The output featureset has the same form as before, except now the channel
coordinate is
used to index the features by the corresponding frequency band. The functions in
cesium.build_model
and cesium.predict
all accept featuresets from single- or multi-channel data, so no additional steps are
required to train models or make predictions for multichannel featuresets using the
cesium
library.
Model Building
Model building in cesium
is handled by the
build_model_from_featureset
function in the cesium.build_model
submodule. The featureset output by
featurize_time_series
contains both the feature and target information needed to train a
model; build_model_from_featureset
is simply a wrapper that calls the fit
method of a
given scikit-learn
model with the appropriate inputs. In the case of multichannel
features, it also handles reshaping the featureset into a (rectangular) form that is
compatible with scikit-learn
.
For this example, we’ll test a random forest classifier for the built-in cesium
features,
and a 3-nearest neighbors classifier for the others, as suggested by Guo et al.
(2012).
from cesium.build_model import build_model_from_featureset
from sklearn.ensemble import RandomForestClassifier
from sklearn.neighbors import KNeighborsClassifier
from sklearn.cross_validation import train_test_split
train, test = train_test_split(np.arange(len(eeg["classes"])), random_state=0)

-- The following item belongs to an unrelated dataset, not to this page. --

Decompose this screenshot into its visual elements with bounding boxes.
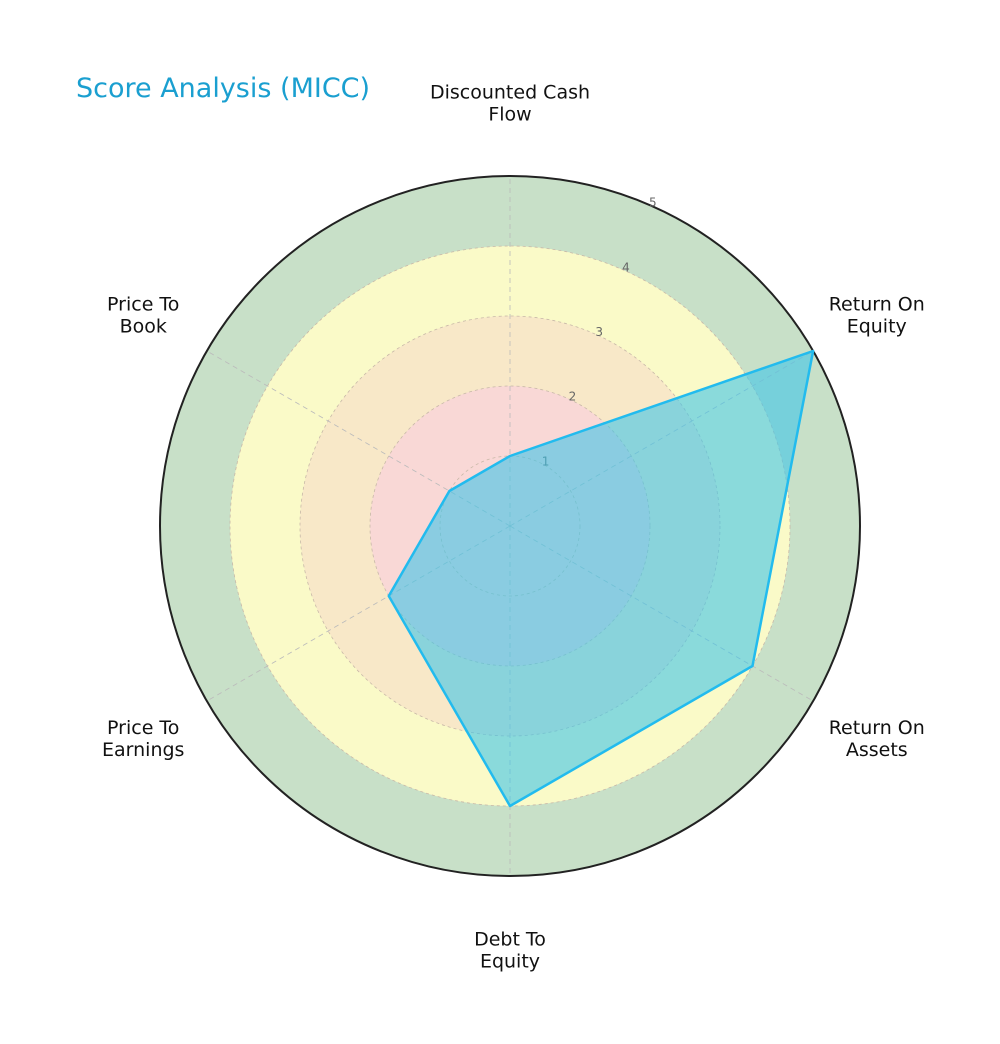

rfc_param_grid = {'n_estimators': [8, 16, 32, 64, 128, 256, 512, 1024]}
model_cesium = build_model_from_featureset(fset_cesium.isel(name=train),
RandomForestClassifier(max_features='auto',
random_state=0),
params_to_optimize=rfc_param_grid)
knn_param_grid = {'n_neighbors': [1, 2, 3, 4]}
model_guo = build_model_from_featureset(fset_guo.isel(name=train),
KNeighborsClassifier(),
params_to_optimize=knn_param_grid)
model_dwt = build_model_from_featureset(fset_dwt.isel(name=train),
KNeighborsClassifier(),
params_to_optimize=knn_param_grid)
Prediction
Making predictions for new time series based on these models follows the same pattern:
first the time series are featurized using
featurize_timeseries
,
and then predictions are made based on these features using
predict.model_predictions
,
from sklearn.metrics import accuracy_score
from cesium.predict import model_predictions
preds_cesium = model_predictions(fset_cesium, model_cesium, return_probs=False)
preds_guo = model_predictions(fset_guo, model_guo, return_probs=False)
preds_dwt = model_predictions(fset_dwt, model_dwt, return_probs=False)
print("Built-in cesium features: training accuracy={:.2%}, test accuracy={:.2%}".format(
accuracy_score(preds_cesium[train], eeg["classes"][train]),
accuracy_score(preds_cesium[test], eeg["classes"][test])))
print("Guo et al. features: training accuracy={:.2%}, test accuracy={:.2%}".format(
accuracy_score(preds_guo[train], eeg["classes"][train]),
accuracy_score(preds_guo[test], eeg["classes"][test])))
print("Wavelet transform features: training accuracy={:.2%}, test accuracy={:.2%}".format(
accuracy_score(preds_dwt[train], eeg["classes"][train]),
accuracy_score(preds_dwt[test], eeg["classes"][test])))
Built-in cesium features: training accuracy=100.00%, test accuracy=83.20%
Guo et al. features: training accuracy=90.93%, test accuracy=84.80%
Wavelet transform features: training accuracy=100.00%, test accuracy=95.20%
The workflow presented here is intentionally simplistic and omits many important steps
such as feature selection, model parameter selection, etc., which may all be
incorporated just as they would for any other scikit-learn
analysis.
But with essentially three function calls (featurize_time_series
,
build_model_from_featureset
, and model_predictions
), we are able to build a
model from a set of time series and make predictions on new, unlabeled data. In
upcoming posts we’ll introduce the web frontend for cesium
and describe how
the same analysis can be performed in a browser with no setup or coding required.